Depending on what data you collect, you might also be able to use it for other purposes, such as to support your applications for external award programs (e.g., your local “best places to work” award). It might also be a way to identify highly engaged workers whom you could potentially tap on to help in other areas of the business, such as recruiting.
Not long after sending out your engagement survey, you may want to consider sending out a follow-up survey to get some feedback on the experience. For example, you might ask employees about any gaps they felt were in the survey, such as a lack of opportunities to provide constructive feedback. Another question to ask is whether any aspect of the survey was problematic. Did it take too long to complete? Were any of the questions unclear?
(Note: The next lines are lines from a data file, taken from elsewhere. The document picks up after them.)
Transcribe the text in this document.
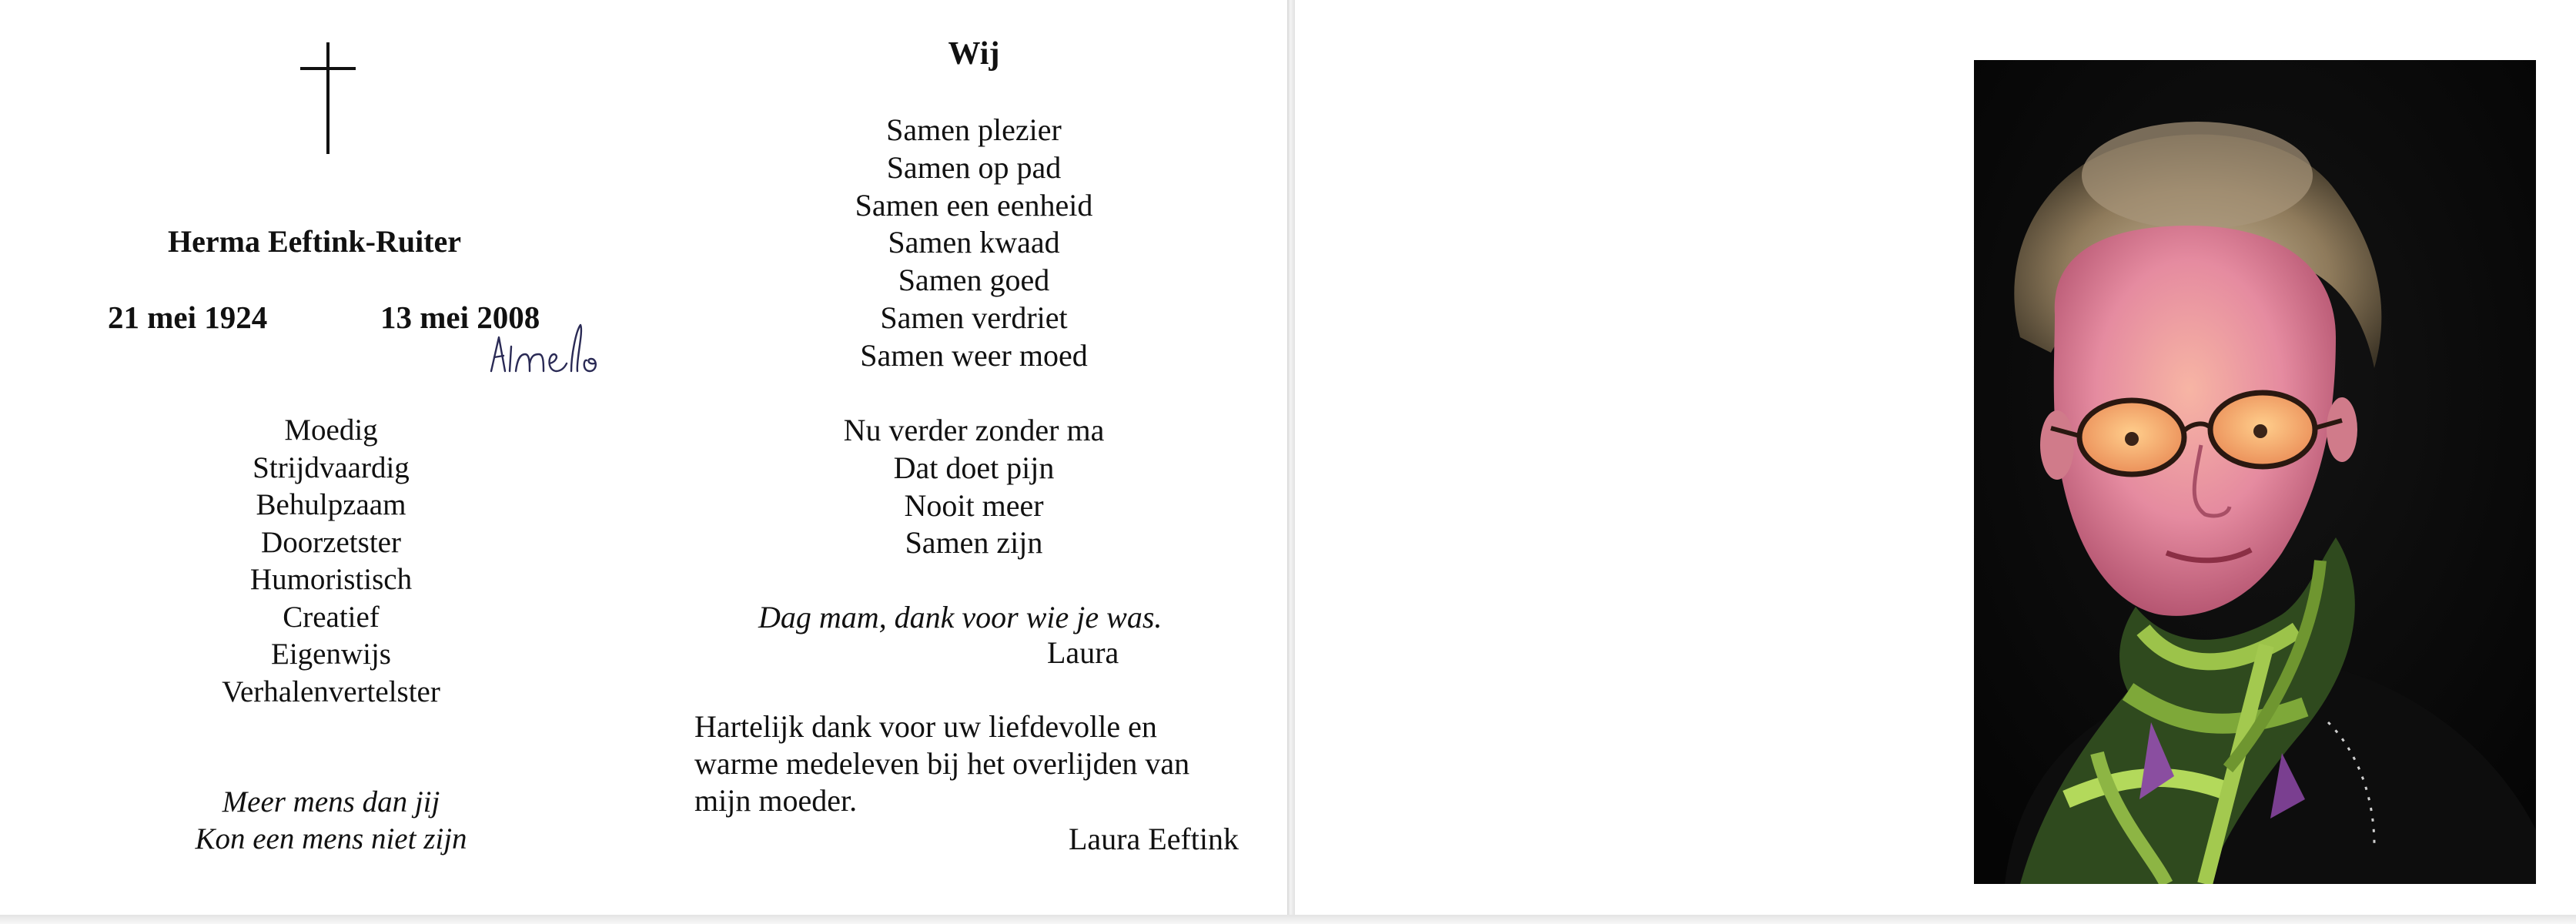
Herma Eeftink-Ruiter
21 mei 1924	13 mei 2008
Moedig
Strijdvaardig
Behulpzaam
Doorzetster
Humoristisch
Creatief
Eigenwijs
Verhalenvertelster
Meer mens dan jij
Kon een mens niet zijn
Wij
Samen plezier
Samen op pad
Samen een eenheid
Samen kwaad
Samen goed
Samen verdriet
Samen weer moed
Nu verder zonder ma
Dat doet pijn
Nooit meer
Samen zijn
Dag mam, dank voor wie je was.
Laura
Hartelijk dank voor uw liefdevolle en
warme medeleven bij het overlijden van
mijn moeder.
Laura Eeftink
Was it user-friendly for employees with accessibility needs?
Capturing this kind of information can be extremely helpful for refining future surveys and making them more effective.
If participation rates in your employee engagement survey are low, there are things you can do to change that.
One option is to incentivize employees to participate by offering the chance to win a prize, like a gift card or an extra vacation day.
Another way to increase participation is by making the survey as easy to complete as possible. Make sure people can complete it from their phone, for example, so they can work on it anywhere and at any time that’s convenient. You’ll also want to ensure that the questions are easy to understand, and that it’s available in all of your employees’ native languages.
You can also include a status bar so that employees can see how much of the survey they have completed and how much more they still have to go. Allowing employees to stop, save their work, and come back to the survey allows them to complete the survey when they can rather than having to carve out the time to do it all in one go. Regular reminders to start and/or finish the survey are also essential for keeping the survey top of mind until it’s completed.
Employee engagement surveys are an important tool that every HR team would benefit from using. By regularly reaching out to employees to understand how they feel about the work they’re doing, how committed they are to the organization, and what would make them feel more satisfied, companies can gain important insights into what they can do to boost engagement. That, in turn, can lead to happier, more productive employees, lower turnover, and increased revenue.